Syariah

Wajibkah Merawat dan Menjaga Anak Yatim yang Kaya?

Jum, 28 Juli 2023 | 14:30 WIB

Wajibkah Merawat dan Menjaga Anak Yatim yang Kaya?

Wajibkah Merawat dan Menyantuni Anak Yatim yang Kaya?. (Foto; NU Online/Freepik)

Salah satu bentuk kepedulian Islam kepada anak-anak yatim adalah menekankan tanggung jawab umat Islam terhadap mereka. Anak yatim mendapatkan perhatian khusus dalam Islam, karena mereka masih kecil dan tidak memiliki kemampuan untuk mewujudkan kemaslahatan-kemaslahatan yang bisa menjamin masa depannya.

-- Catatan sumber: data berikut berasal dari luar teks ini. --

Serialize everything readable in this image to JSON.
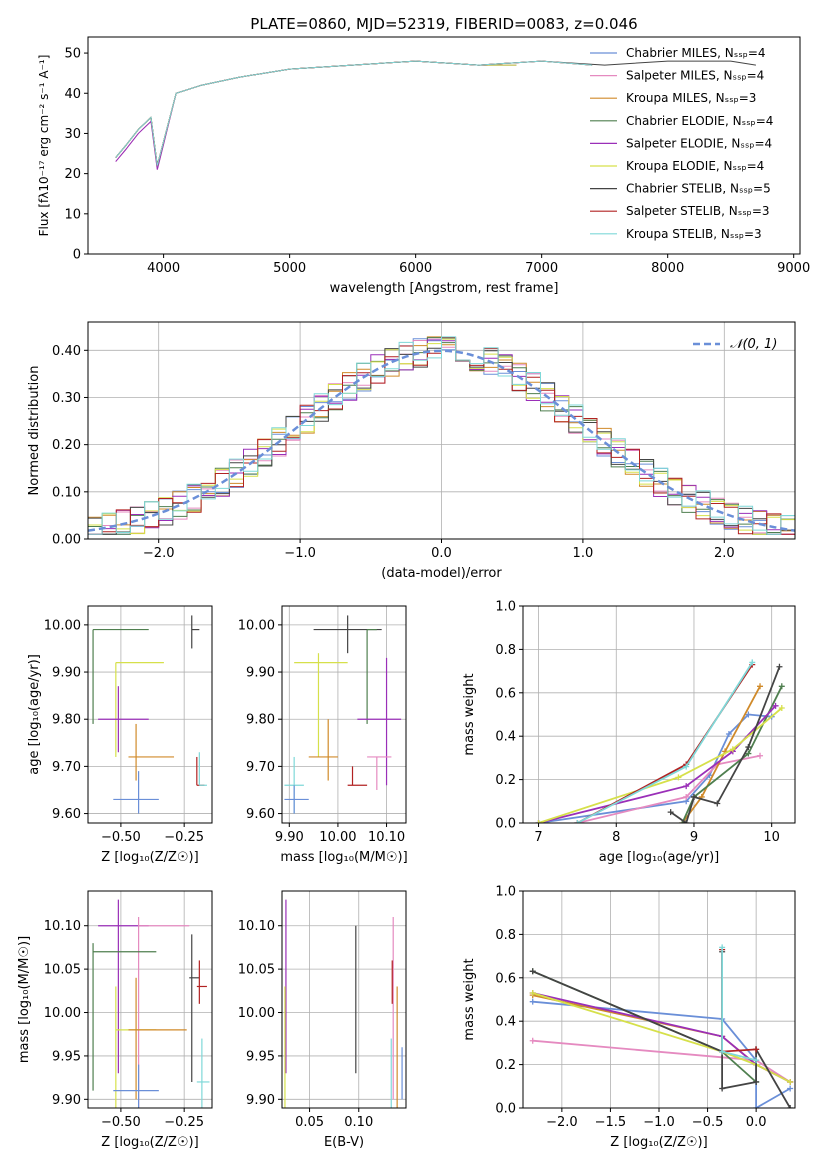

Semua umat Islam dituntut untuk menumbuhkan sikap empati yang besar terhadap anak yatim, tidak hanya perihal makan, minum dan pakaiannya saja, namun kasih sayang dan cintanya juga perlu ditampakkan kepada mereka guna menumbuhkan semangatnya setelah mentalnya mendapatkan ujian yang sangat berat dengan ditinggal pergi oleh ayahnya.


Anak yatim membutuhkan bimbingan, kasih sayang, dorongan, dan motivasi agar bisa terus semangat memperjuangkan masa depannya, dan semua umat Islam memiliki hak dan tanggung jawab tentang hal itu. Karenanya, Al-Qur’an menyebut orang-orang yang menelantarkan anak yatim atau bahkan menghardiknya sebagai pendusta agama, sebagaimana disebutkan, Allah swt berfirman:


أَرَأَيْتَ الَّذِي يُكَذِّبُ بِالدِّينِ (1) فَذَلِكَ الَّذِي يَدُعُّ الْيَتِيمَ (2)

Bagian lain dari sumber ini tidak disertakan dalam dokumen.